Famous management guru Dr. Peter Drucker introduced Management by Objective (MBO) to the world and notably stated, “Management by objective works-if you know the objectives. Ninety percent of the time you don’t” (from brainyquote.com).
MBO is a critical concept for any activity in life. Let’s say we need new clothes. We then decide to get into the car and drive to the store. But according to Dr. Drucker, most folks get in the car first and then try to decide where to go and why. Never has this misstep been truer than for planning and scheduling. And a key part in planning and scheduling involves estimating labor hours.
Better job plans to support scheduling
The primary objective of planning is to make better job plans over the years so craftspersons can do better work over the years. This better work includes knowing better what to do, how to do it, and having the right crafts, parts, tools, and other arrangements at hand. Forget any notion of having “perfect” job plans so craftspersons can “perfectly” execute work “the first time.” That notion simply encourages beating up on planners for missteps. Instead, we should run a Deming Cycle of continuous improvement where planners give head starts and save helpful feedback to give better future head starts.
In addition, an important secondary objective of planning is to support scheduling. The primary objective for scheduling is to help us complete more work than we would normally complete, an ultra-critical concept. We can dramatically increase our productivity by 50%, simply by starting each crew with a 100% fully-loaded schedule and achieving between 40% and 90% schedule compliance. (Under 40% schedule compliant means we are ignoring the schedule and don’t get the productivity pop. More than 90% compliant mean we are not truly loading the schedule and we don’t get the pop.)
This article is part of our monthly Palmer's Planning Corner column. Read more from Doc Palmer.
To support these objectives, what do we need in the way of labor time estimates? Surprisingly, we simply need something “good enough” to assign work and create schedules. Forget any notion that we need nuclear science, quantum-level accurate time estimates. Fortunately, the objective of planning is NOT to create accurate time estimates because really accurate time estimates are really difficult to make. Anybody that has ever worked on plumbing in their own house knows that.

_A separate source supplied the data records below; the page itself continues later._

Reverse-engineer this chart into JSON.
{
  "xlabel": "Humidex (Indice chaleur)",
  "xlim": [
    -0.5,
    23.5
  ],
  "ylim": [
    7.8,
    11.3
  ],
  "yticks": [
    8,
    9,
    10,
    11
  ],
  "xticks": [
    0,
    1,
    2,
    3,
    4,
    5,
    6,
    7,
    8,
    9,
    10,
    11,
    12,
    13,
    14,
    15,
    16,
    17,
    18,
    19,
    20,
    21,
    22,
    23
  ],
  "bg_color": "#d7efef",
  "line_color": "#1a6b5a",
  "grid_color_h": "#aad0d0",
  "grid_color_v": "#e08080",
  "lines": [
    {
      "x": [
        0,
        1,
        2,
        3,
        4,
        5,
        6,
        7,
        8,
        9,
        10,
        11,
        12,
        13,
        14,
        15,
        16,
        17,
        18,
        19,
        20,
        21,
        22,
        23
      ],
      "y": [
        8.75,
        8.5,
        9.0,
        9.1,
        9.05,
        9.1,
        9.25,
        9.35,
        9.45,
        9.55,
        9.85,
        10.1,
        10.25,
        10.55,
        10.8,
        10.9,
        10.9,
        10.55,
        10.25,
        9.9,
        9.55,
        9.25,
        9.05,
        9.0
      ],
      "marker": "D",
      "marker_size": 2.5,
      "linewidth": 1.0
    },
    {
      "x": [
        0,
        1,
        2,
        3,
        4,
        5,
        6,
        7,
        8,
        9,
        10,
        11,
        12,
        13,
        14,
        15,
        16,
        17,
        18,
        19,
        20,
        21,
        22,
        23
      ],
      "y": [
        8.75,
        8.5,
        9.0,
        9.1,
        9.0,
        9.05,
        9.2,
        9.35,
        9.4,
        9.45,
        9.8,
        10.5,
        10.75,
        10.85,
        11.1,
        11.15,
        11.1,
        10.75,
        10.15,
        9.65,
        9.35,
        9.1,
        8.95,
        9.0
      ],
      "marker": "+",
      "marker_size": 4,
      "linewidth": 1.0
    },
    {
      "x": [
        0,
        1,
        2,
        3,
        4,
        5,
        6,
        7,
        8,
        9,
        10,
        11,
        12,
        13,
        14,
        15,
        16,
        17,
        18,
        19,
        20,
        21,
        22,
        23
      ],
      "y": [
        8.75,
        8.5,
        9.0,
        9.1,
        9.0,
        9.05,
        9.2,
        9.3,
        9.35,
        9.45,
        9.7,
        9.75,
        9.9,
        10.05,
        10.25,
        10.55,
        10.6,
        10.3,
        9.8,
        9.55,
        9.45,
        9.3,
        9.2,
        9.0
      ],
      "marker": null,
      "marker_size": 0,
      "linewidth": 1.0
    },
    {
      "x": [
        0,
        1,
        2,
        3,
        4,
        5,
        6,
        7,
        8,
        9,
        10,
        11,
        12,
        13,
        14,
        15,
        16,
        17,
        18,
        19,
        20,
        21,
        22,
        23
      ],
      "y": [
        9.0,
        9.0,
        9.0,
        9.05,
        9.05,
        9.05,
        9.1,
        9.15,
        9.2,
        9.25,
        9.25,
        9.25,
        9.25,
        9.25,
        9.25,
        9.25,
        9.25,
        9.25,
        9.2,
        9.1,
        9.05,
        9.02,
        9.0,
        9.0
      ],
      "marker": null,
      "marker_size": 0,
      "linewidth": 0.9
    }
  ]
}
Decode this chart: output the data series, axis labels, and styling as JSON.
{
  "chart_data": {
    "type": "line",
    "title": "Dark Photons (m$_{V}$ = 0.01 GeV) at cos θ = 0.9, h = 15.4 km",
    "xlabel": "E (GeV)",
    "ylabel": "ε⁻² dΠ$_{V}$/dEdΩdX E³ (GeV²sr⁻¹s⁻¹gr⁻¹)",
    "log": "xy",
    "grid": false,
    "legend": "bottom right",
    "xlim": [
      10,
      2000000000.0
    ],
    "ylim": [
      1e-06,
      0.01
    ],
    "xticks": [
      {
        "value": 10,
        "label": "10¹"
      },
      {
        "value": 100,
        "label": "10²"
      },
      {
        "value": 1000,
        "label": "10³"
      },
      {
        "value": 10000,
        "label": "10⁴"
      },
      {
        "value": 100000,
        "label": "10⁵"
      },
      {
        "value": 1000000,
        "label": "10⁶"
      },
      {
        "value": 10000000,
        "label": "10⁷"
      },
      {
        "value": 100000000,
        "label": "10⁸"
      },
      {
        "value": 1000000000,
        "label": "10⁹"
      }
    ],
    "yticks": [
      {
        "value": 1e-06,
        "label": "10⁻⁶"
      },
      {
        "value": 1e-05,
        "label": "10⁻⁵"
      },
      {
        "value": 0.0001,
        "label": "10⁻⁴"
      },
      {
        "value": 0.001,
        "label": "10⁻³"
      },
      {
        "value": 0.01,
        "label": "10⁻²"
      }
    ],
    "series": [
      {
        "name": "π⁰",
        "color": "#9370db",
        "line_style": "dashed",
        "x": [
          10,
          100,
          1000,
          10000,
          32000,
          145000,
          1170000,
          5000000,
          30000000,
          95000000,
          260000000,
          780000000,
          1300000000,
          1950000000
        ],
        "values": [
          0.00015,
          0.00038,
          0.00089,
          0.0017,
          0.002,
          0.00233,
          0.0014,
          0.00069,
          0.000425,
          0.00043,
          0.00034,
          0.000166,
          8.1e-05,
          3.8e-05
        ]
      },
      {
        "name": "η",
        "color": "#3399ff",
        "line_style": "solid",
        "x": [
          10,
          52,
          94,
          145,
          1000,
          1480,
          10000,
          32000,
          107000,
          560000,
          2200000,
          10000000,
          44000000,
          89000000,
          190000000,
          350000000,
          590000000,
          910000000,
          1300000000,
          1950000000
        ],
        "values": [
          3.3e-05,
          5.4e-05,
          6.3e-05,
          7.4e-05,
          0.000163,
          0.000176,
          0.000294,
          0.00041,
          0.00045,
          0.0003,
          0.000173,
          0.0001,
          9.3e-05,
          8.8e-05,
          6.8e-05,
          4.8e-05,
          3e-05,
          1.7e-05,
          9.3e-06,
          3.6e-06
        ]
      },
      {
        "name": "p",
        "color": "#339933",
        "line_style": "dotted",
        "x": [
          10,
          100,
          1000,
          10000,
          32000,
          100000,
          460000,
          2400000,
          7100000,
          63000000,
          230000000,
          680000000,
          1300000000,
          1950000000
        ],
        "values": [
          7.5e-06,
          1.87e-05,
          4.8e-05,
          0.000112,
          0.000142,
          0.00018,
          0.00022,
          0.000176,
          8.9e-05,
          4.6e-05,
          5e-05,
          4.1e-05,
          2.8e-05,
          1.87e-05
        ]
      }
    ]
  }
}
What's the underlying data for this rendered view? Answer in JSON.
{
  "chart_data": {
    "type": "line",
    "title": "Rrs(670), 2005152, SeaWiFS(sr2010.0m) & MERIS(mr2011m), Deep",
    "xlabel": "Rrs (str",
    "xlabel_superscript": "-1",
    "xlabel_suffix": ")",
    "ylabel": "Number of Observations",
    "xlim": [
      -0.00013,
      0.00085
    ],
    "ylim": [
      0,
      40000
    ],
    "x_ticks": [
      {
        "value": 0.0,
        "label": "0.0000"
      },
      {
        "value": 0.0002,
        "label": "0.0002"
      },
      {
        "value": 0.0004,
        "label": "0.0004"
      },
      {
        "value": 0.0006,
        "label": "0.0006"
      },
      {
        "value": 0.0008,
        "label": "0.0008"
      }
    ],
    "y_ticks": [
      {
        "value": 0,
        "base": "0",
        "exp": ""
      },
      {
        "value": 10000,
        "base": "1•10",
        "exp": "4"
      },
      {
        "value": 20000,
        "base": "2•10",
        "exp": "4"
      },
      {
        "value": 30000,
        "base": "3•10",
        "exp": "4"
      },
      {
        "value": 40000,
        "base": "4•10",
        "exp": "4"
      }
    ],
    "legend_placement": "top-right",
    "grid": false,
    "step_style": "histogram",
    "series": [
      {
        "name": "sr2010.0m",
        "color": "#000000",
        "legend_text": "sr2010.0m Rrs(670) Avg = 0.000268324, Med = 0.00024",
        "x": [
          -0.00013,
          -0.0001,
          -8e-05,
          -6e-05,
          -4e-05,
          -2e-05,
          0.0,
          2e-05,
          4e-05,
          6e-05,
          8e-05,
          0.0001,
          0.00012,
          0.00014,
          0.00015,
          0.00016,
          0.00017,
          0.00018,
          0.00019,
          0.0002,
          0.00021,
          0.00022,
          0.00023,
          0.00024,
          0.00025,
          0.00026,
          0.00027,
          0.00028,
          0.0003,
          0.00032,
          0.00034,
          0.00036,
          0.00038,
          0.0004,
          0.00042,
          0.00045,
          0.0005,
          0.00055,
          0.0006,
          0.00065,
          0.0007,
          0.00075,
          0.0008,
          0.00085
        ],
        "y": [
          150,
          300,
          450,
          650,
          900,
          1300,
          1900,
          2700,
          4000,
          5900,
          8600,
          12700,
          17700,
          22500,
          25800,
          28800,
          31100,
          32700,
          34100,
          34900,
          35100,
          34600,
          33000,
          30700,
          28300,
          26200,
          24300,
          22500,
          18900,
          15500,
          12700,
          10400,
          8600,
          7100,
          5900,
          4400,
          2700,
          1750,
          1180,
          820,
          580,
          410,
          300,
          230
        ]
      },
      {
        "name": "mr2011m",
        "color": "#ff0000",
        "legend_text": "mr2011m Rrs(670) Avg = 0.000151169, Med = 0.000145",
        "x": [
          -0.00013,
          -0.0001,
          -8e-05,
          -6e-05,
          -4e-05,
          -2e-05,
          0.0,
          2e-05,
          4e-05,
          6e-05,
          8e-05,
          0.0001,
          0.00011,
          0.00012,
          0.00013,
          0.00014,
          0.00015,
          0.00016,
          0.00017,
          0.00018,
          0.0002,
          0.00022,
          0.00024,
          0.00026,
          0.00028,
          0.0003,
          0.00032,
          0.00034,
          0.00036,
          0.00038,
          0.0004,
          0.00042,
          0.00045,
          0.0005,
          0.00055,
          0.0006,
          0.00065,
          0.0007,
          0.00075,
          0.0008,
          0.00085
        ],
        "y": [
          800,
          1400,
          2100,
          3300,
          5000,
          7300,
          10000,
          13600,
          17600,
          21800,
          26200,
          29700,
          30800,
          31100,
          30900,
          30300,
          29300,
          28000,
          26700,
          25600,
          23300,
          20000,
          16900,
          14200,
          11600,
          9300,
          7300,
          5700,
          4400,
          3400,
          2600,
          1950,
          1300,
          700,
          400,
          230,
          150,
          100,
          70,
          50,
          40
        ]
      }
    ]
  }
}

The actual time might go way under or over the estimate. Nonetheless, a simple judgment of time by a somewhat seasoned planner is all we need. The planner can consult other persons or history if they want, but essentially the planner makes a guess of how much time the job might take (1) for a craftsperson who generally knows what to do, and (2) if nothing goes seriously wrong—two major assumptions for sure. The planner does not know which craftsperson will be assigned or unerringly what the job will require. But while these estimates have great statistical variance from the actual time, they generally have a statistically normal distribution.
That means that while individual job estimates are way out of whack, a week’s worth of work probably is about a week’s worth of work. Voila! That’s all we need: something to help us truly fill up weekly schedules so we can get the 50% pop in productivity. (The estimates also help supervisors somewhat assign daily work, but they need to be out in the field directing traffic in the daily churn anyway.)
Quickly making simple time judgments meets our objectives for planning and scheduling. We can use such estimates to run the Deming Cycle on more of the new work coming to have better plans and support scheduling to get the productivity bump. We cannot afford to become bogged down in taking two hours to precisely estimate how long a two-hour job might take. And taking two hours to estimate the time still would not produce a more accurate estimate!
Planning and scheduling traps
Let’s discuss a couple of not-so-obvious traps. One trap is evaluating planners on the accuracy of their time estimates, planned versus actual. Honestly, the only way a planner can a have great score is by generally giving too much time for each job. Then Parkinson’s Law (the amount of work assigned expands to fill the time available) cripples productivity because later we do not assign or schedule as much work as we should. Another trap is using historical times or the average of historical times for particular jobs. We must consider whether past work was being scheduled through full weekly schedules. If not, the actuals are probably too high, again because of Parkinson’s Law. Fortunately, high schedule compliance of more than 90% can reveal both of these traps.
What were we trying to achieve with the time estimating? (Why did I walk into this room?) We do not need super accurate estimates to accomplish our objectives. A simple judgment (a guess) on the part of a planner is usually all we need. Don’t bog down trying to make each time estimate perfect in itself. Blast more of the new work through the Deming Cycle to allow improving more plans to do better work over the years. Support the scheduling function in time to have fully loaded schedules to get the big productivity bump. Get busy on the right stuff for the right purpose. Simpler time estimates are perfect for what we need. Have a great plant!